Flaherty's passion was nearly matched by that of Jonathan Gregoire, whose incensed Tybalt was particularly fine during his duels with Mercutio and Romeo (Andy Koski); taunting and goading his adversaries with heedless abandon, Gregoire delivered an intensely physical performance. (He and Flaherty are perfectly believable as relatives; when their anger hits a boiling point, both of their voices crack and shoot off into the ether.) And King, to the shock of no one who attends Genesius Guild with any regularity, brought considerable vigor and cleverness to his Mercutio. Despite sporting a jet-black wig, he isn't exactly age-appropriate for the role, but King did a terrific job of disguising that fact, and his comic spirit was as welcome as ever. (At one point, he exits by leaping on Sullivan and allowing the much-taller actor to piggyback him off the stage.)
The tangible energy of these performers, though, was a marked contrast to the close-to-the-vest underplaying of Koski and Sullivan, who were also quite good, yet who seemed to be acting in a different Romeo & Juliet altogether. Whereas Flaherty, Gregoire, and King gave robustly externalized portrayals, Koski and Sullivan gave thoughtful and internal ones, and appeared as relaxed as their co-stars were excitable. In truth, they may have been a bit too relaxed, as understanding many of their low-key deliveries - particularly in the first act - required a great deal of concentrated listening. But their stage confidence was always inspiring, and Koski played Romeo's later romantic anguish with earnestness and honesty.
Thankfully, these were also two qualities shared by Ragheb's Juliet. A controlled and effervescent presence who took to Shakespearean verse with ease - the actress' balcony soliloquy was delivered with lovely, unforced sincerity - she also had a lower, richer voice than her youthful prettiness would suggest; Ragheb's Juliet, even in her misery, always sounded sensible.
I wish I could say that Romeo & Juliet's central love affair was as credible as Romeo and Juliet themselves.
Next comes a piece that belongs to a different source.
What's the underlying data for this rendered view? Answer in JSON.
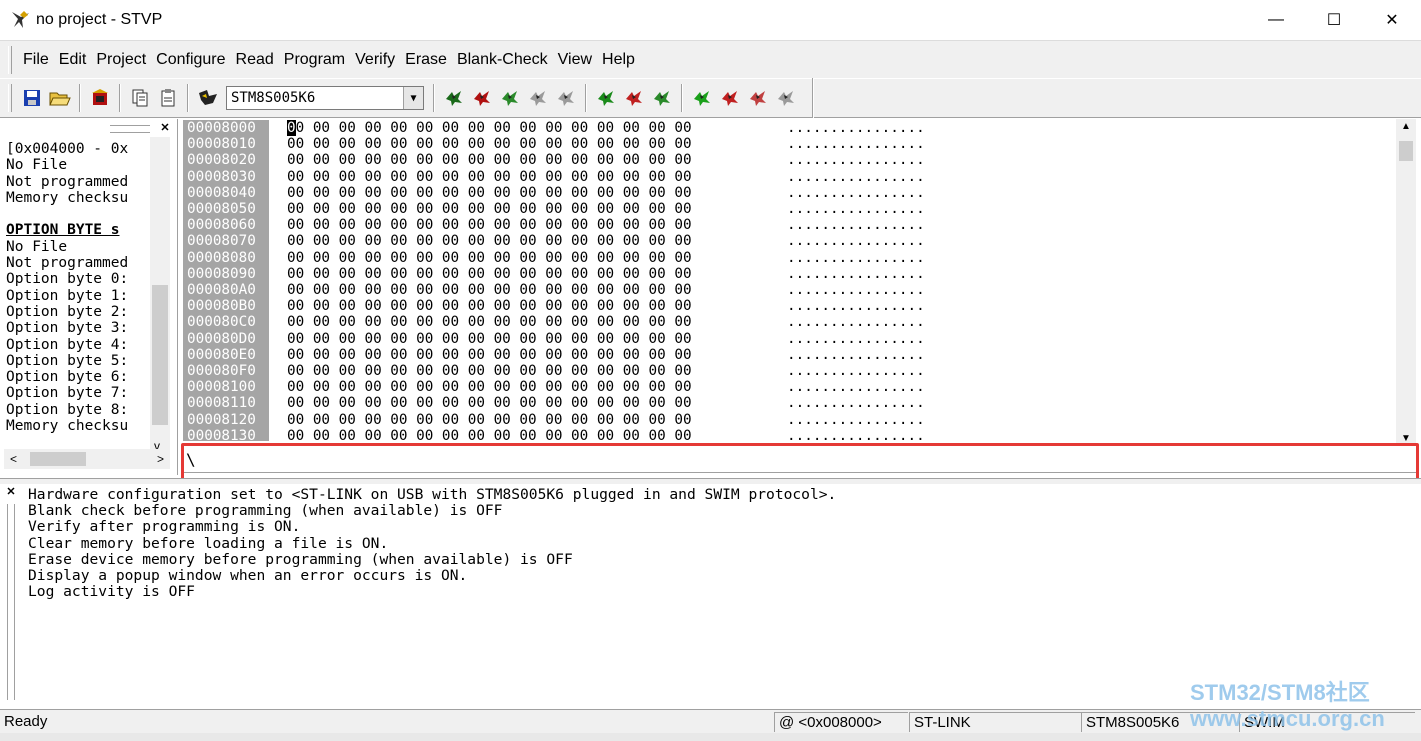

But unfortunately, the performers generated little in the way of romantic chemistry, which seemed less due to their age difference (Ragheb is more than 10 years Koski's junior) than their different styles - during the duo's romantic encounters, Koski appeared intent, and Ragheb appeared enraptured, and sadly, the actors never quite meshed.
Romeo & Juliet's other portrayals were similarly, distractingly diversified: Friberg's Paris was shrewd and subtle; Bob Hanske's Friar Laurence and Faith Hardacre's Lady Capulet were engagingly emotional; and Patti Flaherty's Nurse was so wildly over-the-top - shrieking and popping her eyes and toddling on and off stage - that she could pass as the leading character in a braying Shakespeare sitcom for Fox. There are more than enough individual reasons to catch this latest Genesius Guild offering, but with so little performance continuity on display, they remain individual reasons; it's the rare case of a theatrical whole being less than the sum of its parts.